At Mother Jones, Kevin Drum talks about all the things we’ve been told about healthy eating … that just ain’t so:
For several years now I’ve been following the controversy over whether the dietary guidelines that have developed over the the past 70 years might be all wrong. And I’ve become tentatively convinced that, in fact, they are wrong. For most people — not all! — salt isn’t a big killer; cholesterol isn’t harmful; and red meat and saturated fat are perfectly OK. Healthy, even. Sugar, on the other hand, really needs to be watched.
Before I go on, a great big caveat: I’m not even an educated amateur on this subject. I’ve read a fair amount about it, but I’ve never dived into it systematically. And the plain truth is that firm proof is hard to come by when it comes to diet. It’s really, really hard to conduct the kinds of experiments that would give us concrete proof that one diet is better than another, and the studies that have been done almost all have defects of some kind.
Emphasis mine.
Randomized trials are the gold standard of dietary studies, but as I said above, they’re really, really hard to conduct properly. You have to find a stable population of people. You have to pick half of them randomly and get them to change their diets. You have to trust them to actually do it. You have to follow them for years, not months.
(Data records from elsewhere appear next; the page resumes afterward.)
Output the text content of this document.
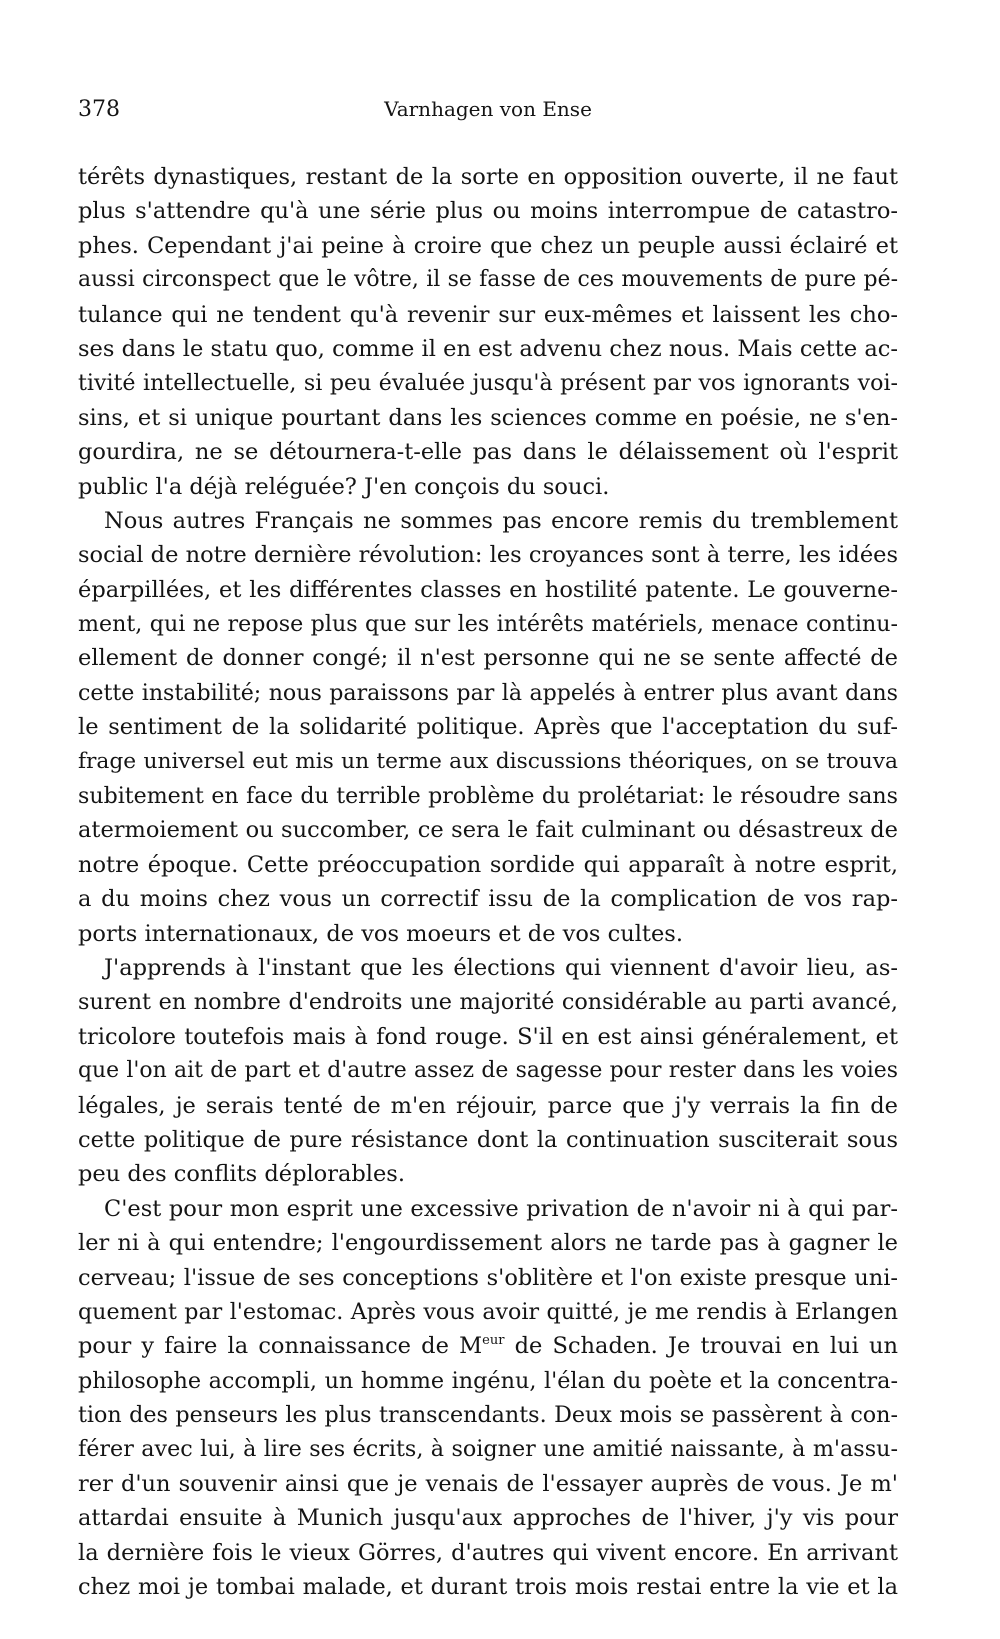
378	Varnhagen von Ense
térêts dynastiques, restant de la sorte en opposition ouverte, il ne faut
plus s'attendre qu'à une série plus ou moins interrompue de catastro-
phes. Cependant j'ai peine à croire que chez un peuple aussi éclairé et
aussi circonspect que le vôtre, il se fasse de ces mouvements de pure pé-
tulance qui ne tendent qu'à revenir sur eux-mêmes et laissent les cho-
ses dans le statu quo, comme il en est advenu chez nous. Mais cette ac-
tivité intellectuelle, si peu évaluée jusqu'à présent par vos ignorants voi-
sins, et si unique pourtant dans les sciences comme en poésie, ne s'en-
gourdira, ne se détournera-t-elle pas dans le délaissement où l'esprit
public l'a déjà reléguée? J'en conçois du souci.
Nous autres Français ne sommes pas encore remis du tremblement
social de notre dernière révolution: les croyances sont à terre, les idées
éparpillées, et les différentes classes en hostilité patente. Le gouverne-
ment, qui ne repose plus que sur les intérêts matériels, menace continu-
ellement de donner congé; il n'est personne qui ne se sente affecté de
cette instabilité; nous paraissons par là appelés à entrer plus avant dans
le sentiment de la solidarité politique. Après que l'acceptation du suf-
frage universel eut mis un terme aux discussions théoriques, on se trouva
subitement en face du terrible problème du prolétariat: le résoudre sans
atermoiement ou succomber, ce sera le fait culminant ou désastreux de
notre époque. Cette préoccupation sordide qui apparaît à notre esprit,
a du moins chez vous un correctif issu de la complication de vos rap-
ports internationaux, de vos moeurs et de vos cultes.
J'apprends à l'instant que les élections qui viennent d'avoir lieu, as-
surent en nombre d'endroits une majorité considérable au parti avancé,
tricolore toutefois mais à fond rouge. S'il en est ainsi généralement, et
que l'on ait de part et d'autre assez de sagesse pour rester dans les voies
légales, je serais tenté de m'en réjouir, parce que j'y verrais la fin de
cette politique de pure résistance dont la continuation susciterait sous
peu des conflits déplorables.
C'est pour mon esprit une excessive privation de n'avoir ni à qui par-
ler ni à qui entendre; l'engourdissement alors ne tarde pas à gagner le
cerveau; l'issue de ses conceptions s'oblitère et l'on existe presque uni-
quement par l'estomac. Après vous avoir quitté, je me rendis à Erlangen
pour y faire la connaissance de $M^{eur}$ de Schaden. Je trouvai en lui un
philosophe accompli, un homme ingénu, l'élan du poète et la concentra-
tion des penseurs les plus transcendants. Deux mois se passèrent à con-
férer avec lui, à lire ses écrits, à soigner une amitié naissante, à m'assu-
rer d'un souvenir ainsi que je venais de l'essayer auprès de vous. Je m'
attardai ensuite à Munich jusqu'aux approches de l'hiver, j'y vis pour
la dernière fois le vieux Görres, d'autres qui vivent encore. En arrivant
chez moi je tombai malade, et durant trois mois restai entre la vie et la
Virtually no trial can ever truly meet this standard.
Nonetheless, as Carroll says, the randomized trials we do have suggest that red meat and saturated fat have little effect on cardiovascular health — and might actually have a positive effect on cancer outcomes.
At the same time, increased consumption of sugars and carbohydrates might be actively bad for us. At the very least they contribute to obesity and diabetes, and there’s some evidence that they aren’t so great for your heart either.
So where does this leave us? As Carroll says, the literature as a whole suggests that we simply don’t know. We’ve been convinced of a lot of things for a long time, and it’s turned out that a lot of what we believed was never really backed by solid evidence in the first place. So now the dietary ship is turning. Slowly, but it’s turning.
His primary take-away from all this: moderation is probably your safest bet, unless you have a condition that requires you to avoid certain foods or types of foods. Oh, and avoid over-indulging in packaged food that uses lots of preservatives. This is certainly one area where the science sure didn’t turn out to be settled, after all.